For SoftBank, France adds a European foothold to a portfolio that's leaning hard into AI infrastructure, and the company has already put more than $30 billion into OpenAI for an 11% stake.
It's also in the middle of a $500 billion US data center project called Stargate, run with OpenAI, Oracle and Abu Dhabi's MGX, plus a separate $500 billion Ohio build that was announced earlier this year.
The Scale Of Son's AI Bet
If every announced SoftBank project gets fully funded, the company is committing more capital to AI than the GDP of most countries.
Son has a long history of giant bets that didn't pan out - WeWork being the most famous - but this is different in scale.

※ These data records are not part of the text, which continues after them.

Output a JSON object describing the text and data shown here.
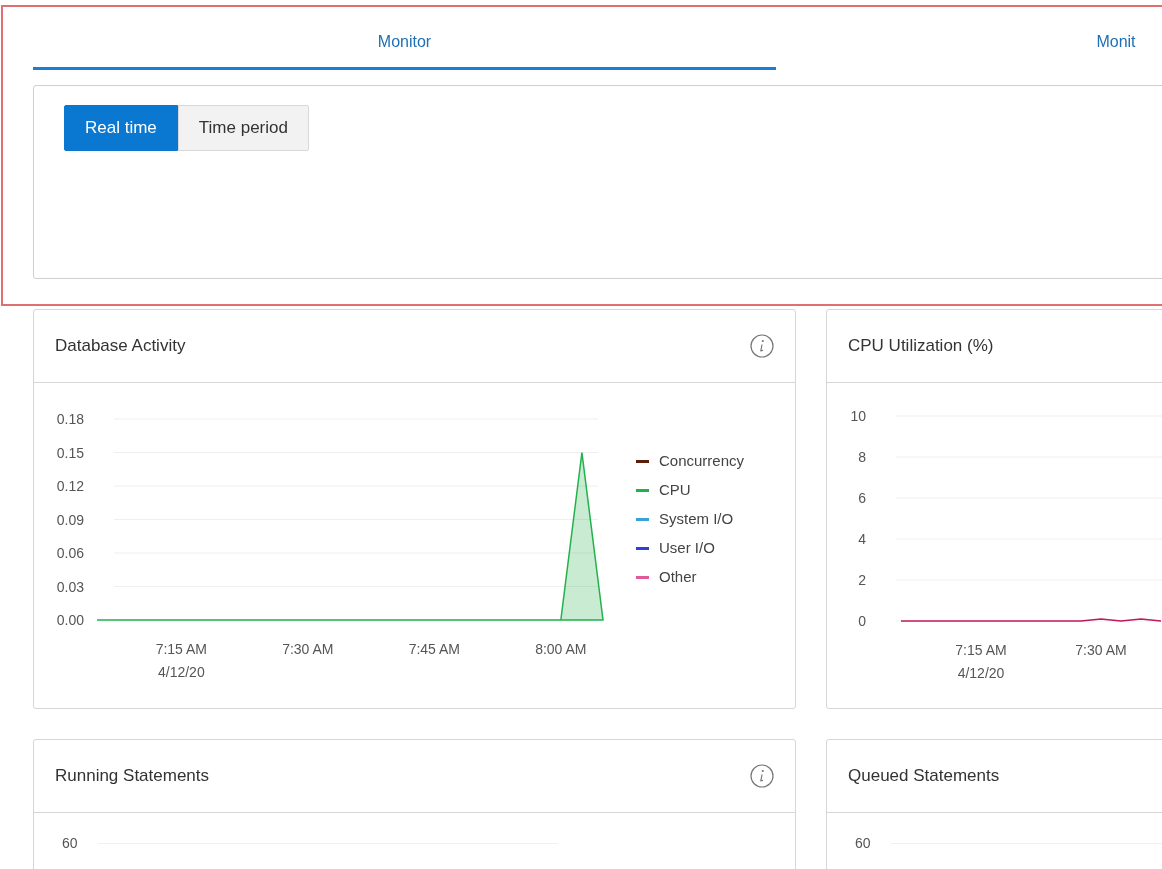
{
  "tabs": [
    {
      "label": "Monitor",
      "selected": true
    },
    {
      "label": "Monit",
      "selected": false
    }
  ],
  "mode_buttons": [
    {
      "label": "Real time",
      "selected": true
    },
    {
      "label": "Time period",
      "selected": false
    }
  ],
  "cards": [
    {
      "title": "Database Activity",
      "info_icon": true,
      "date_label": "4/12/20",
      "chart_data": {
        "type": "area",
        "grid": true,
        "ylim": [
          0,
          0.18
        ],
        "yticks": [
          {
            "value": 0,
            "label": "0.00"
          },
          {
            "value": 0.03,
            "label": "0.03"
          },
          {
            "value": 0.06,
            "label": "0.06"
          },
          {
            "value": 0.09,
            "label": "0.09"
          },
          {
            "value": 0.12,
            "label": "0.12"
          },
          {
            "value": 0.15,
            "label": "0.15"
          },
          {
            "value": 0.18,
            "label": "0.18"
          }
        ],
        "categories": [
          null,
          null,
          null,
          null,
          "7:15 AM",
          null,
          null,
          null,
          null,
          null,
          "7:30 AM",
          null,
          null,
          null,
          null,
          null,
          "7:45 AM",
          null,
          null,
          null,
          null,
          null,
          "8:00 AM",
          null,
          null
        ],
        "series": [
          {
            "color": "#22b14c",
            "values": [
              0,
              0,
              0,
              0,
              0,
              0,
              0,
              0,
              0,
              0,
              0,
              0,
              0,
              0,
              0,
              0,
              0,
              0,
              0,
              0,
              0,
              0,
              0,
              0.15,
              0
            ]
          }
        ]
      },
      "legend": [
        {
          "name": "Concurrency",
          "color": "#5a1e0a"
        },
        {
          "name": "CPU",
          "color": "#22b14c"
        },
        {
          "name": "System I/O",
          "color": "#3aa0d8"
        },
        {
          "name": "User I/O",
          "color": "#2f3fd8"
        },
        {
          "name": "Other",
          "color": "#e05a9a"
        }
      ]
    },
    {
      "title": "CPU Utilization (%)",
      "date_label": "4/12/20",
      "chart_data": {
        "type": "line",
        "grid": true,
        "ylim": [
          0,
          10
        ],
        "yticks": [
          {
            "value": 0,
            "label": "0"
          },
          {
            "value": 2,
            "label": "2"
          },
          {
            "value": 4,
            "label": "4"
          },
          {
            "value": 6,
            "label": "6"
          },
          {
            "value": 8,
            "label": "8"
          },
          {
            "value": 10,
            "label": "10"
          }
        ],
        "categories": [
          null,
          null,
          null,
          null,
          "7:15 AM",
          null,
          null,
          null,
          null,
          null,
          "7:30 AM",
          null,
          null,
          null
        ],
        "series": [
          {
            "color": "#c2185b",
            "values": [
              0,
              0,
              0,
              0,
              0,
              0,
              0,
              0,
              0,
              0,
              0.1,
              0,
              0.1,
              0
            ]
          }
        ]
      }
    },
    {
      "title": "Running Statements",
      "info_icon": true,
      "y_tick": "60"
    },
    {
      "title": "Queued Statements",
      "y_tick": "60"
    }
  ]
}
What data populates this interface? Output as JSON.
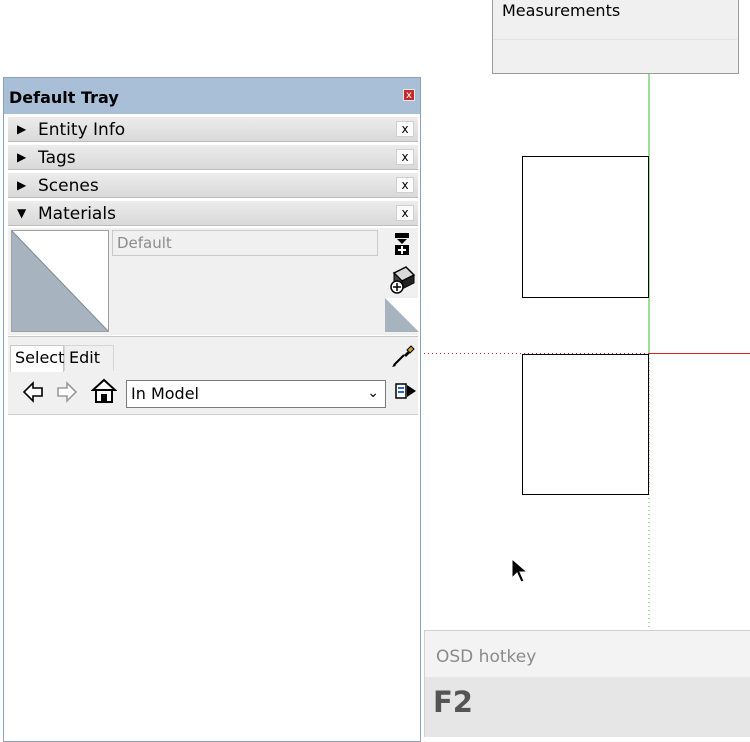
{
  "measurements": {
    "label": "Measurements"
  },
  "tray": {
    "title": "Default Tray",
    "close_glyph": "x",
    "panels": [
      {
        "label": "Entity Info",
        "expanded": false,
        "close_glyph": "x"
      },
      {
        "label": "Tags",
        "expanded": false,
        "close_glyph": "x"
      },
      {
        "label": "Scenes",
        "expanded": false,
        "close_glyph": "x"
      },
      {
        "label": "Materials",
        "expanded": true,
        "close_glyph": "x"
      }
    ],
    "materials": {
      "name_value": "Default",
      "tabs": [
        "Select",
        "Edit"
      ],
      "active_tab": "Select",
      "collection_value": "In Model",
      "icons": [
        "create-material-icon",
        "paint-bucket-icon",
        "default-material-icon",
        "eyedropper-icon",
        "back-arrow-icon",
        "forward-arrow-icon",
        "home-icon",
        "details-menu-icon"
      ]
    }
  },
  "viewport": {
    "axis_colors": {
      "green": "#35c235",
      "red": "#d42020"
    },
    "cursor": "arrow-cursor"
  },
  "osd": {
    "label": "OSD hotkey",
    "key": "F2"
  }
}
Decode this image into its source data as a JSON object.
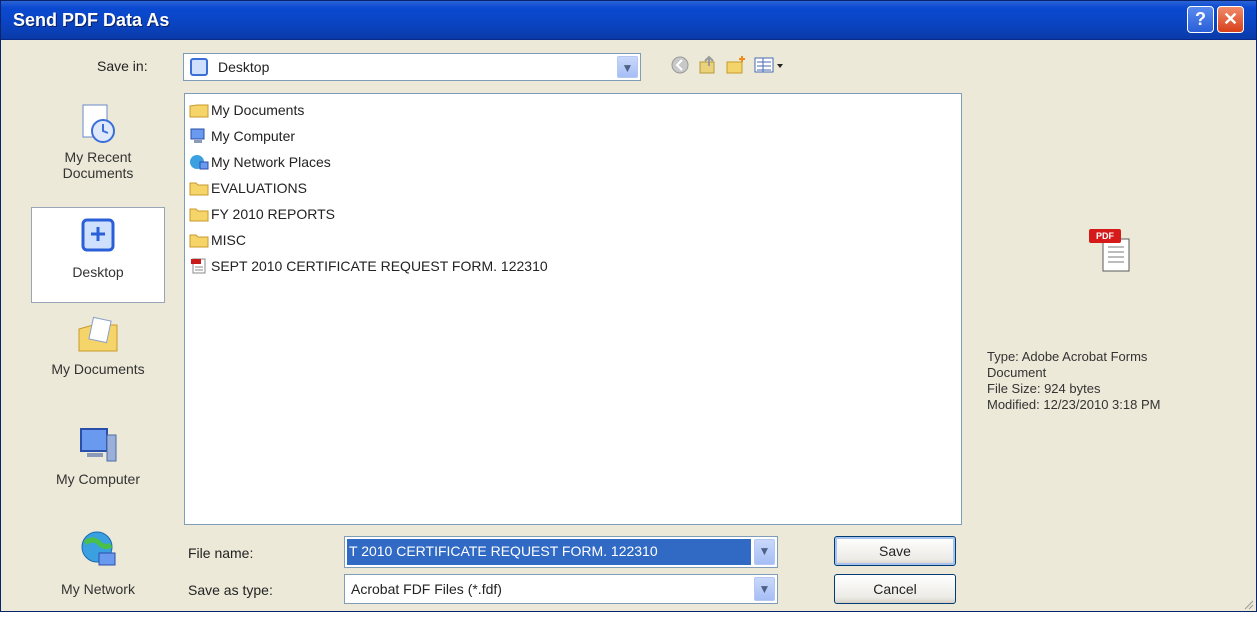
{
  "window": {
    "title": "Send PDF Data As",
    "help_label": "?",
    "close_label": "✕"
  },
  "save_in": {
    "label": "Save in:",
    "value": "Desktop"
  },
  "places": [
    {
      "label": "My Recent Documents",
      "icon": "recent-documents-icon"
    },
    {
      "label": "Desktop",
      "icon": "desktop-icon"
    },
    {
      "label": "My Documents",
      "icon": "my-documents-icon"
    },
    {
      "label": "My Computer",
      "icon": "my-computer-icon"
    },
    {
      "label": "My Network",
      "icon": "my-network-icon"
    }
  ],
  "files": [
    {
      "name": "My Documents",
      "icon": "my-documents-icon"
    },
    {
      "name": "My Computer",
      "icon": "my-computer-icon"
    },
    {
      "name": "My Network Places",
      "icon": "network-places-icon"
    },
    {
      "name": "EVALUATIONS",
      "icon": "folder-icon"
    },
    {
      "name": "FY 2010 REPORTS",
      "icon": "folder-icon"
    },
    {
      "name": "MISC",
      "icon": "folder-icon"
    },
    {
      "name": "SEPT 2010 CERTIFICATE REQUEST FORM. 122310",
      "icon": "fdf-file-icon"
    }
  ],
  "preview": {
    "badge": "PDF",
    "type_line": "Type: Adobe Acrobat Forms",
    "type_line2": "Document",
    "size_line": "File Size: 924 bytes",
    "modified_line": "Modified: 12/23/2010 3:18 PM"
  },
  "file_name": {
    "label": "File name:",
    "value": "T 2010 CERTIFICATE REQUEST FORM. 122310"
  },
  "save_as_type": {
    "label": "Save as type:",
    "value": "Acrobat FDF Files (*.fdf)"
  },
  "buttons": {
    "save": "Save",
    "cancel": "Cancel"
  },
  "colors": {
    "titlebar": "#0a44c2",
    "selection": "#316ac5",
    "dialog_bg": "#ece9d8"
  }
}
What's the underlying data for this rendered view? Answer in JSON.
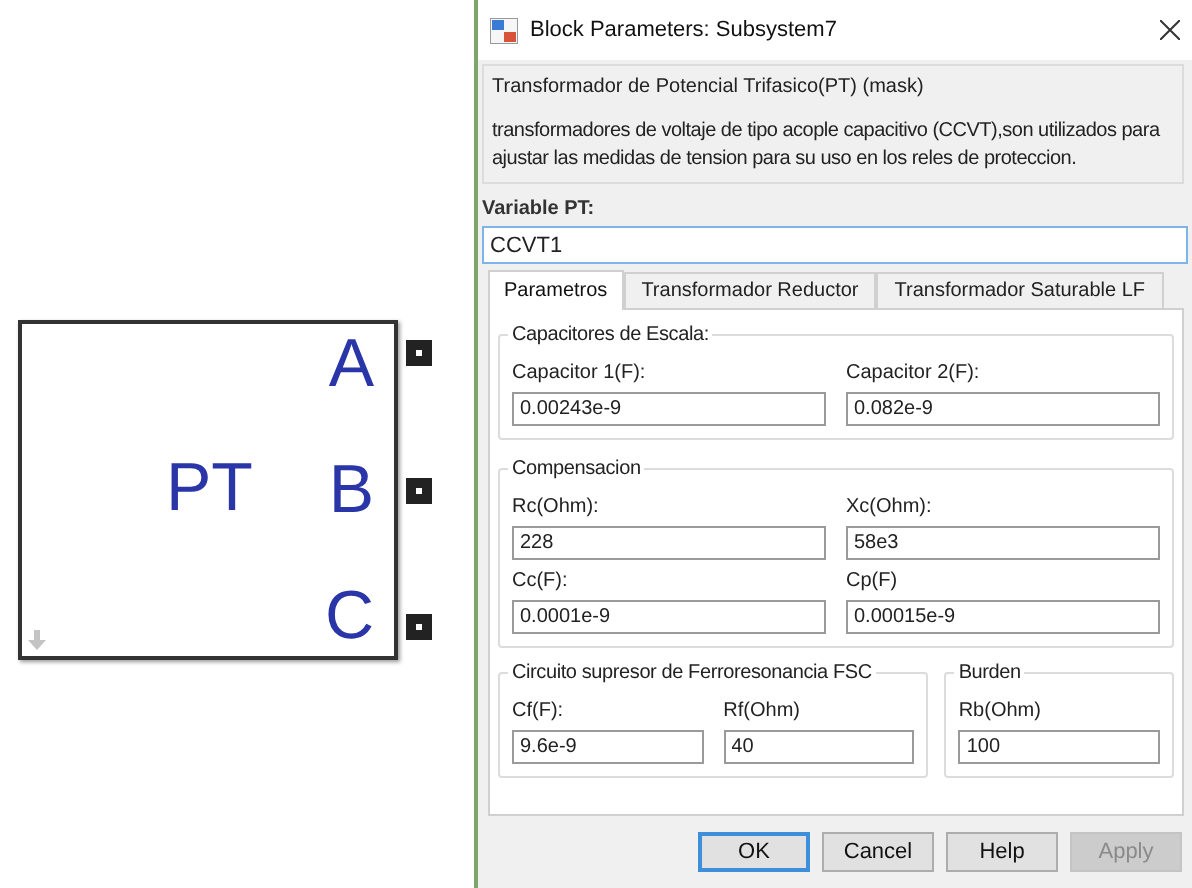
{
  "block": {
    "label": "PT",
    "ports": [
      "A",
      "B",
      "C"
    ]
  },
  "dialog": {
    "title": "Block Parameters: Subsystem7",
    "mask_title": "Transformador de Potencial Trifasico(PT) (mask)",
    "description": "transformadores de voltaje de tipo acople capacitivo (CCVT),son utilizados para ajustar las medidas de tension para su uso en los reles de proteccion.",
    "variable": {
      "label": "Variable PT:",
      "value": "CCVT1"
    },
    "tabs": [
      {
        "label": "Parametros",
        "selected": true
      },
      {
        "label": "Transformador Reductor",
        "selected": false
      },
      {
        "label": "Transformador Saturable LF",
        "selected": false
      }
    ],
    "groups": [
      {
        "title": "Capacitores de Escala:",
        "fields": [
          {
            "label": "Capacitor 1(F):",
            "value": "0.00243e-9"
          },
          {
            "label": "Capacitor 2(F):",
            "value": "0.082e-9"
          }
        ]
      },
      {
        "title": "Compensacion",
        "fields": [
          {
            "label": "Rc(Ohm):",
            "value": "228"
          },
          {
            "label": "Xc(Ohm):",
            "value": "58e3"
          },
          {
            "label": "Cc(F):",
            "value": "0.0001e-9"
          },
          {
            "label": "Cp(F)",
            "value": "0.00015e-9"
          }
        ]
      }
    ],
    "bottom_groups": [
      {
        "title": "Circuito supresor de Ferroresonancia FSC",
        "fields": [
          {
            "label": "Cf(F):",
            "value": "9.6e-9"
          },
          {
            "label": "Rf(Ohm)",
            "value": "40"
          }
        ]
      },
      {
        "title": "Burden",
        "fields": [
          {
            "label": "Rb(Ohm)",
            "value": "100"
          }
        ]
      }
    ],
    "buttons": [
      {
        "label": "OK",
        "default": true,
        "disabled": false
      },
      {
        "label": "Cancel",
        "default": false,
        "disabled": false
      },
      {
        "label": "Help",
        "default": false,
        "disabled": false
      },
      {
        "label": "Apply",
        "default": false,
        "disabled": true
      }
    ]
  }
}
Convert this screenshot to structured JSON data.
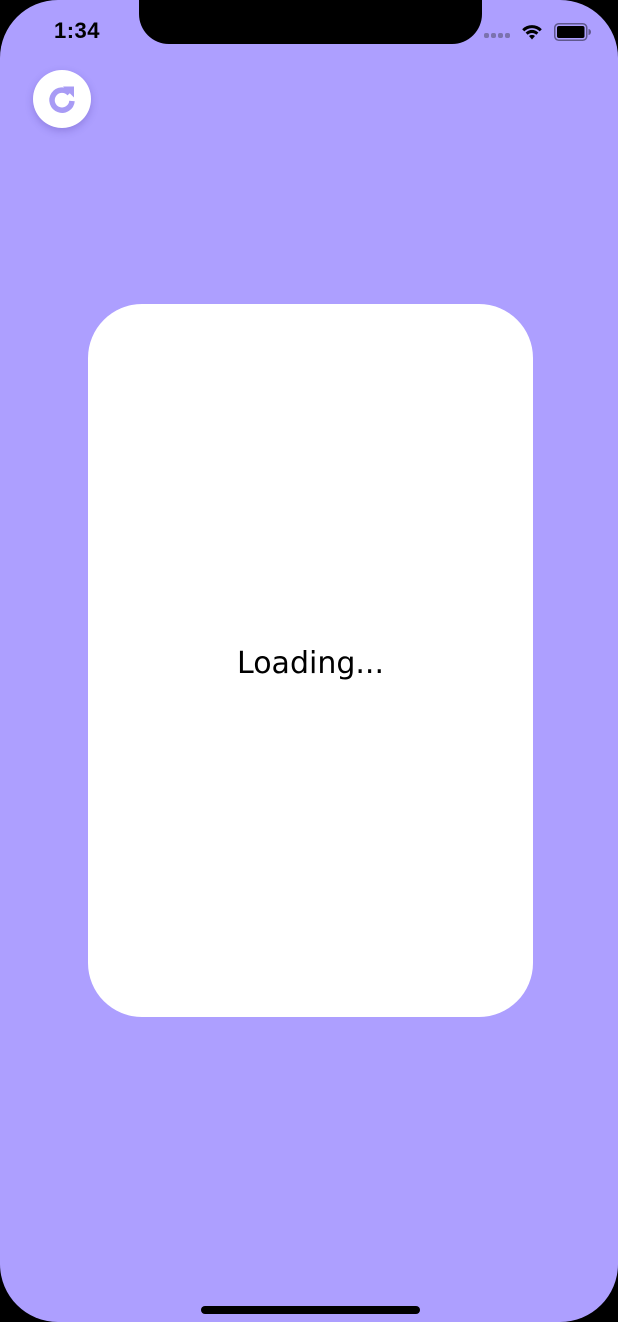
{
  "status_bar": {
    "time": "1:34",
    "icons": [
      "cellular-signal-icon",
      "wifi-icon",
      "battery-icon"
    ]
  },
  "toolbar": {
    "reload_icon": "reload-icon"
  },
  "card": {
    "loading_text": "Loading..."
  },
  "colors": {
    "background": "#ad9fff",
    "accent": "#a89bf5",
    "card": "#ffffff"
  }
}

The company has bet that whoever owns the data center capacity ends up owning a big share of the AI economy, and every new build is meant to lock in that position.
For investors, the size of these commitments is part of the story, since SoftBank is making AI infrastructure look more like a sovereign-level capital expense than a corporate one.
What To Watch
The Choose France summit is the next checkpoint.
If Son shows up with Macron and a number, the bet becomes real, but if he doesn't, the project goes into the same pile of countless other AI announcements that haven't moved past press releases.
Either way, France's signal is clear - it wants in on the data center race.